The Weeping Glass’ third annual solstice celebration boasted a parade of yuletide-affiliated monsters who marched with a live band through the alley behind the shop (Krampus himself helped partiers make tintypes). 

Among their ranks were Jólakötturinn, the huge Icelandic “Yule cat” said to prowl the snowy countryside punishing children who didn’t complete their chores. According to Icelandic custom, children who finished their work before Christmas Eve received fresh winter clothes and socks — but the lazy faced the lurking, towering Yule cat eating their dinner or possibly being eaten themselves. Also hailing from Iceland were Gryla, an ogress, and her 13 Yule Lads, who eat mischievous children who haven’t properly laid out shoes on their window sills. Frau Perchta, the “Belly-Slitter,” was a white-robed witch, roaming the snow-covered Alps similar to Krampus, and meting out punishment to disobedient children, in the way her title implies.

Braden notes the “dark lore” spans the Scandinavian, Germanic, and Eastern European. In that spirit the solstice celebration included a market serving “Polish comfort food” and the food truck Steel City Chimneys, which makes Hungarian chimney cakes, or kürtőskalács, sugary cylinder-shaped treats that actually steam like a chimney.

“Pittsburgh is a melting pot of Eastern Europe,” Braden says, and a spooky solstice celebration calls back to immigrant traditions.

In Western Europe, Braden says, the supernatural ties are also less-than-subtle. The Christmas song “It's the Most Wonderful Time of the Year” includes a lyric explicitly referencing horror: “There'll be scary ghost stories / And tales of the glories of / Christmases long, long ago.” This refers to the Victorian tradition of telling ghost stories around the fire — often to keep children entertained — a practice that gave rise to perhaps the most well-known Christmas story of all time, Charles Dickens’ “A Christmas Carol,” with its three spirits. 

The Weeping Glass also carries the “Yuletide Hauntings” issue of the folk magazine Hellebore, subtitled “A Summoning of Seasonal Terrors.” The collection’s description references a time where there was “not a village in England that had not a ghost in it, the churchyards were all haunted, every large common had a circle of fairies belonging to it, and there was scarce a shepherd to be met with who had not seen a spirit.” You can find similar story collections online.

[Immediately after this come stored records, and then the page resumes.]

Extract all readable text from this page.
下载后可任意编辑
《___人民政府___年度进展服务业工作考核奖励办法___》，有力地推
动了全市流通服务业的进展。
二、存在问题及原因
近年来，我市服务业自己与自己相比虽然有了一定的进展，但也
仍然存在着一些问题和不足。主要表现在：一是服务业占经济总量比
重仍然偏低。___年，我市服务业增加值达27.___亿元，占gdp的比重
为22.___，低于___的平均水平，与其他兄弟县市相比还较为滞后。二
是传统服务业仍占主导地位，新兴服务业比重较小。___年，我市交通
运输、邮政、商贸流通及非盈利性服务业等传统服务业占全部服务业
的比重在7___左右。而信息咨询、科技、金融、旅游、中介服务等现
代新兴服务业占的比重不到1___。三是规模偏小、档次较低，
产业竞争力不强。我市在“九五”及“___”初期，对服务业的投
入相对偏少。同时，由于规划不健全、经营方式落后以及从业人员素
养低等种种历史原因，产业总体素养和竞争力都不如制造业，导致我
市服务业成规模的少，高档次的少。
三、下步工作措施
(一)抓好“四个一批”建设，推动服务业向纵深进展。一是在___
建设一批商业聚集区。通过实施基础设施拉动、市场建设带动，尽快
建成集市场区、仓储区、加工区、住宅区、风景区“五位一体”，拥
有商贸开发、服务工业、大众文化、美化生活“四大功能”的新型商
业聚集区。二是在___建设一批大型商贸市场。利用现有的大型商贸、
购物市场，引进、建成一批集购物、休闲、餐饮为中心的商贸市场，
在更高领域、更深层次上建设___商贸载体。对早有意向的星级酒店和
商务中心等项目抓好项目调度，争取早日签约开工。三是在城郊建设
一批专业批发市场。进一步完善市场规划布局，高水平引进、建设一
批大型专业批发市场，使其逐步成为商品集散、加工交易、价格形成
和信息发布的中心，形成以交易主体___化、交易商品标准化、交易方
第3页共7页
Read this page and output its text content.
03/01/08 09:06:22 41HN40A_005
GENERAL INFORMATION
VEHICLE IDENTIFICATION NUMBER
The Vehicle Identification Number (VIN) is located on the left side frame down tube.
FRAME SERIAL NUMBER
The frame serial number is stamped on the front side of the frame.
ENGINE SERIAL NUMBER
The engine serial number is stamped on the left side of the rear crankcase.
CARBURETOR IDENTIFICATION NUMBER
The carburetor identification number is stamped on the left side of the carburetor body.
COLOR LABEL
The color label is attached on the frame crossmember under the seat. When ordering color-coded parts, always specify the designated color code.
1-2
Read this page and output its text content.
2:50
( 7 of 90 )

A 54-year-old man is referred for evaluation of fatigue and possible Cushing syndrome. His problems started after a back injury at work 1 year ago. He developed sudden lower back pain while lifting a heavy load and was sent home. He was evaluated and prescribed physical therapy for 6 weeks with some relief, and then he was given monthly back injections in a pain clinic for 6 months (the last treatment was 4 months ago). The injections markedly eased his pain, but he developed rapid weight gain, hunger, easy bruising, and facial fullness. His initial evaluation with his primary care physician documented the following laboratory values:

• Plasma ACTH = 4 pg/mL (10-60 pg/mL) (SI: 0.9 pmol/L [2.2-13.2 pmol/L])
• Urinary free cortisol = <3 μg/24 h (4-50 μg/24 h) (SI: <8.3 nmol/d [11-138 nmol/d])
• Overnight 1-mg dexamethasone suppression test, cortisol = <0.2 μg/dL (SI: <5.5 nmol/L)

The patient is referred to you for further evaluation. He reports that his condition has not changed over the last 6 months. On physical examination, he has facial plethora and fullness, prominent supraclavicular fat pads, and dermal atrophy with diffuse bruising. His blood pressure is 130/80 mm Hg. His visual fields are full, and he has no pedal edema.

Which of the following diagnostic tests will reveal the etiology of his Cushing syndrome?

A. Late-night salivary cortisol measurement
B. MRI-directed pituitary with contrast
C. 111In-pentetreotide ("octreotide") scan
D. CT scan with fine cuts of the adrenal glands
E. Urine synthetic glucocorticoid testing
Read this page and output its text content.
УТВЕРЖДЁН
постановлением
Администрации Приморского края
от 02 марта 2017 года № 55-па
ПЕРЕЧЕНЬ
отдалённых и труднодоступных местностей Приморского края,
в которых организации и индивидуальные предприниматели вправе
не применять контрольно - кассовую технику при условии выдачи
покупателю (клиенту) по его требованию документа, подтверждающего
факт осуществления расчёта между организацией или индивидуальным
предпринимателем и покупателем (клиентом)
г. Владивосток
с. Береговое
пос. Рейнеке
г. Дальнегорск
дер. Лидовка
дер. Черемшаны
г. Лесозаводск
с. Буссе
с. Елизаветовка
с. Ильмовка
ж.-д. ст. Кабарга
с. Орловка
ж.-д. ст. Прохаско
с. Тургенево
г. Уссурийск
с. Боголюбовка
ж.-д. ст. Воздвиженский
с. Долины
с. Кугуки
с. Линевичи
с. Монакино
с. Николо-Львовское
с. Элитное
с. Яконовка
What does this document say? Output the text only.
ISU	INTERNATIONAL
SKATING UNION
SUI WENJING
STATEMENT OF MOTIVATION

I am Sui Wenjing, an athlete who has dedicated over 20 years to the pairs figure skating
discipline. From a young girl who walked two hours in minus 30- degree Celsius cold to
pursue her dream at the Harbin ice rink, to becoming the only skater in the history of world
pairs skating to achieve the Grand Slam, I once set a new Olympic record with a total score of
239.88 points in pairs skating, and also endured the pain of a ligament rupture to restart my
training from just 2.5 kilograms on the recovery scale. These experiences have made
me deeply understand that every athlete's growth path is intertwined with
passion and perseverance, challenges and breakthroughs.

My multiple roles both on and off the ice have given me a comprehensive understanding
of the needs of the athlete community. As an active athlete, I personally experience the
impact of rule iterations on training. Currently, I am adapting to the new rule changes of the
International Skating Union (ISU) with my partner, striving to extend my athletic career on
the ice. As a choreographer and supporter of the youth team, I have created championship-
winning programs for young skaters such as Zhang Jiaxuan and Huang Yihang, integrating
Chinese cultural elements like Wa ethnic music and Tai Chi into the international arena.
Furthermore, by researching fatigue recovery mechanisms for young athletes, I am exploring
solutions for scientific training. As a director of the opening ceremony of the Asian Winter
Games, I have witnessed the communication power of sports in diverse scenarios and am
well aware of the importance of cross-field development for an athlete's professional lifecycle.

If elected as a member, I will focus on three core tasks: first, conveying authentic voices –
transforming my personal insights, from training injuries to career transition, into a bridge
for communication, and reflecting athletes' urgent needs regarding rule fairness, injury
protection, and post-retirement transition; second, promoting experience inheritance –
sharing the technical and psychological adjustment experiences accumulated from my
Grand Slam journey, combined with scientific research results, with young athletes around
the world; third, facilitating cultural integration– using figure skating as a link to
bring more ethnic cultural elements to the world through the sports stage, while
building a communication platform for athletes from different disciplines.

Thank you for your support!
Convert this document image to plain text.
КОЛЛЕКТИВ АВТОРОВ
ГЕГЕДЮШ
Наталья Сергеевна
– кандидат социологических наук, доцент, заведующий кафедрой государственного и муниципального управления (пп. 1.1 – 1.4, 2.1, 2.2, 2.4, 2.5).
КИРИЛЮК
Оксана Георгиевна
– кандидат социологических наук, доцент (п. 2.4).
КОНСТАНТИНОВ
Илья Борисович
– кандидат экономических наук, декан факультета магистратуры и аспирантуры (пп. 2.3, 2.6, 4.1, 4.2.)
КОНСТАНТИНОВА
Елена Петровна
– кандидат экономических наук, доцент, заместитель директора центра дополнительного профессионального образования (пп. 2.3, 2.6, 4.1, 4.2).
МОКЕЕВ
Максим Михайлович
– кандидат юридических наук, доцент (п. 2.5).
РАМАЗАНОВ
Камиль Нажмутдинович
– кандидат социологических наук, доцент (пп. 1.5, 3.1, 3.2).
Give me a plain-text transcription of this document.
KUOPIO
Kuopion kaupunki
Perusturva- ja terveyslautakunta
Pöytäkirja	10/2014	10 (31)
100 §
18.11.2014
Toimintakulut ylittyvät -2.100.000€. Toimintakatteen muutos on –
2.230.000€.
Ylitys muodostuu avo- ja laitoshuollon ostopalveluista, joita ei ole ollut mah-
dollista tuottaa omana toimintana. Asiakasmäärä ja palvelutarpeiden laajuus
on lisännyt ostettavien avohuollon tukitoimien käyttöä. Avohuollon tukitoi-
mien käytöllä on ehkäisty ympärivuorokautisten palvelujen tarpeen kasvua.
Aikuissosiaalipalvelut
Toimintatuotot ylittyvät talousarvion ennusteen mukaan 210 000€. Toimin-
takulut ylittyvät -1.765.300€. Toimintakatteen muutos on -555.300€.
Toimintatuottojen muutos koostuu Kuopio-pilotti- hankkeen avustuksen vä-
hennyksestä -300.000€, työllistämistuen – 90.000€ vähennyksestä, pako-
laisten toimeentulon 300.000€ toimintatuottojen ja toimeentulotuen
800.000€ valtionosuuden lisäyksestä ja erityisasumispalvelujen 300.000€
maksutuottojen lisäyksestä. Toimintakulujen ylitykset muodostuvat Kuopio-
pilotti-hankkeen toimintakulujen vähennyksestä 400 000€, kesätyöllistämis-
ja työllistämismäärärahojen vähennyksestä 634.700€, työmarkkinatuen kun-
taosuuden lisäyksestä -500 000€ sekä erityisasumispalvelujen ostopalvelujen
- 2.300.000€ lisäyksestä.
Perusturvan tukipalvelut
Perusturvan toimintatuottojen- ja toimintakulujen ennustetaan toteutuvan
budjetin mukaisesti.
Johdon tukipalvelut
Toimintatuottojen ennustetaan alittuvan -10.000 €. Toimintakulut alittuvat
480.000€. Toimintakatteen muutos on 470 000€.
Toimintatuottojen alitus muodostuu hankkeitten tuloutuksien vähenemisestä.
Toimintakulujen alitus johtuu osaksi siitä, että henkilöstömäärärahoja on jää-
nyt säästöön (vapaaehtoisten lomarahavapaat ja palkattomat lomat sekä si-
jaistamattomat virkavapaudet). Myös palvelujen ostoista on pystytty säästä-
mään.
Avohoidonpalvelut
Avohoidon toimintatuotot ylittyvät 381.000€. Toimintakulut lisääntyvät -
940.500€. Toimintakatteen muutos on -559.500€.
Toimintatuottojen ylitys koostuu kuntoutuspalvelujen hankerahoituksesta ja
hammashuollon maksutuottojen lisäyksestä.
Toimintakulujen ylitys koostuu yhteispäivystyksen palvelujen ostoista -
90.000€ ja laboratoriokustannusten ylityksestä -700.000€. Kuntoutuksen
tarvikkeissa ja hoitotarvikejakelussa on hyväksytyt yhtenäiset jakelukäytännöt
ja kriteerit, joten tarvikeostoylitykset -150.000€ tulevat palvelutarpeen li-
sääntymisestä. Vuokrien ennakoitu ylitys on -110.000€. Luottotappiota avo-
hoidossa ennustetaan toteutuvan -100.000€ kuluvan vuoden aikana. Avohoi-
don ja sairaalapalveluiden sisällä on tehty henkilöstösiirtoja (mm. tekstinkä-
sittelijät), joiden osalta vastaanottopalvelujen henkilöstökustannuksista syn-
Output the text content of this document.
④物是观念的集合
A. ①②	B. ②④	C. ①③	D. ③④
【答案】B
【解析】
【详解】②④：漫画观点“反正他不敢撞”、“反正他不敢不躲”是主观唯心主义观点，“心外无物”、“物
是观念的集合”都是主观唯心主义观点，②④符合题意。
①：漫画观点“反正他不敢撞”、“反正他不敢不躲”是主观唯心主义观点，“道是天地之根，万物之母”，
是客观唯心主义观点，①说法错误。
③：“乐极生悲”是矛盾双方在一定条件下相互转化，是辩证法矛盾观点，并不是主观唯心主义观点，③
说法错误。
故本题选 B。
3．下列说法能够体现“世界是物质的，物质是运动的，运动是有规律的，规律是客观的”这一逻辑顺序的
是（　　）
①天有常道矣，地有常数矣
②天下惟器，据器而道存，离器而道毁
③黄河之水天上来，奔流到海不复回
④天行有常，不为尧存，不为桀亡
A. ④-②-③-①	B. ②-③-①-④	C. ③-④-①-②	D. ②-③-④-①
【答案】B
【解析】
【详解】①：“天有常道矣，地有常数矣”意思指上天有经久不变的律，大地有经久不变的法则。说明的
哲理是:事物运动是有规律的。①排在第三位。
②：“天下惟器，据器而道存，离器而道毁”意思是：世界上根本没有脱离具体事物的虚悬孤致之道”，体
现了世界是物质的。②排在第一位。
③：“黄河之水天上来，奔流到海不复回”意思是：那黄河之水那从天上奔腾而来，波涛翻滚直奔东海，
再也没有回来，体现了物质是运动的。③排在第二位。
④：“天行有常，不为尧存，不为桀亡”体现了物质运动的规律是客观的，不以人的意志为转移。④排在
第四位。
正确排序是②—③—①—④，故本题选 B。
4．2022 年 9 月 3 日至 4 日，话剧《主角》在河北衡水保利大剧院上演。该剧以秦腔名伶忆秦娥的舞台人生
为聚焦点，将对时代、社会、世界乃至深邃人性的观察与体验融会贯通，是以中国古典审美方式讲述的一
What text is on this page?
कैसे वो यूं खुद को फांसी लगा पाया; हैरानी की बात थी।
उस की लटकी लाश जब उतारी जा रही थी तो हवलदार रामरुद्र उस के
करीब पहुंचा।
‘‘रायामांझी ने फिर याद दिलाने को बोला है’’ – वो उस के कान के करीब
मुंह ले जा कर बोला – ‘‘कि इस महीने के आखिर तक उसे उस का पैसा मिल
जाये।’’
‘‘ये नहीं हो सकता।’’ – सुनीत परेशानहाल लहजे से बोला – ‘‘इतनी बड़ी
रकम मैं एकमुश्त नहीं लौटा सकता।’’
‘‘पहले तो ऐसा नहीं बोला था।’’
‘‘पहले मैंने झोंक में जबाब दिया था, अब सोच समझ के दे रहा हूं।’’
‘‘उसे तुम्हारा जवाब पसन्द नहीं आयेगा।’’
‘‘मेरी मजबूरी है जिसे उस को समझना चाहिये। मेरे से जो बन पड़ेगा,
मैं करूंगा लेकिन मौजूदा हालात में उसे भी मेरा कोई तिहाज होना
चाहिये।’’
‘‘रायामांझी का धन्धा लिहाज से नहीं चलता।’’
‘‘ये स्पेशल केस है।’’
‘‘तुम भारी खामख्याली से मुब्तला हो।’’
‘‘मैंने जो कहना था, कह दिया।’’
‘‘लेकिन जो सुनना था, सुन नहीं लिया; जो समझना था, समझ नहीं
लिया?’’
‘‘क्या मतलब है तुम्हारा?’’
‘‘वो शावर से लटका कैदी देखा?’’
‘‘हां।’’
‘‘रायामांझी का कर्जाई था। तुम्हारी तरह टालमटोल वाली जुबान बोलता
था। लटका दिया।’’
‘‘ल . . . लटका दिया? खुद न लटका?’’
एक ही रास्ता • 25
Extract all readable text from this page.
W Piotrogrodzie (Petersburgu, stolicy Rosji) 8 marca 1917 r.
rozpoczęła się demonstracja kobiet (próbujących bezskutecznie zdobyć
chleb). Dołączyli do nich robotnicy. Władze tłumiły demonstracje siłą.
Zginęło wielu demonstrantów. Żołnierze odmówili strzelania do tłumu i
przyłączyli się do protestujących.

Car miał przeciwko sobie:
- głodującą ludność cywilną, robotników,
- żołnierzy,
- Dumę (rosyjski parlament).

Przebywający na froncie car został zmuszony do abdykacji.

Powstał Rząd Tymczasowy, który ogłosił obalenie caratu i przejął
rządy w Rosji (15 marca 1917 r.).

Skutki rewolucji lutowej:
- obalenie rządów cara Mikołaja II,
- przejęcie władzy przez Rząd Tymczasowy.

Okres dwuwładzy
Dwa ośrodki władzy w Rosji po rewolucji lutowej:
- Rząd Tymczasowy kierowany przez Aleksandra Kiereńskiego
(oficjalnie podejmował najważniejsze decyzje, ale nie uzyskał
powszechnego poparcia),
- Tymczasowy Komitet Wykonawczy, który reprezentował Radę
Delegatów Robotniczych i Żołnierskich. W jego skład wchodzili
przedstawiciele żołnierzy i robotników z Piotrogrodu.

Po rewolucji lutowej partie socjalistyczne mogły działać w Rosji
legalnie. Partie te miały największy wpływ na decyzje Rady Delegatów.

For those with more modern sensibilities, midwinter is the perfect time to see a scary movie, something the Harris Theater appreciates. Last year, the Harris hosted a JanuScary Film Festival — a portmanteau that, if the theater didn’t coin, it certainly helped popularize locally. Six horror films were showcased with lumbering monsters more recognizable to us: Frankenstein’s monster and mummies. 

This year, on Fri., Jan. 12, the theater brings holiday horror fans a new 4K restoration of the zombie classic Cemetery Man (1994), with Rupert Everett starring as graveyard caretaker. Later, on Sat., Jan. 27, catch a special one-night screening of new horror flick The Dead Next Door — the first film from director J.R. Bookwalter in 23 years — kicking off a national tour. The movie centers around a vaccine gone awry during a global pandemic, where hopefully our winter tales told around the fire don’t hew too closely to real life.

In the seemingly interminable Pittsburgh winter, thrills and chills are one way through.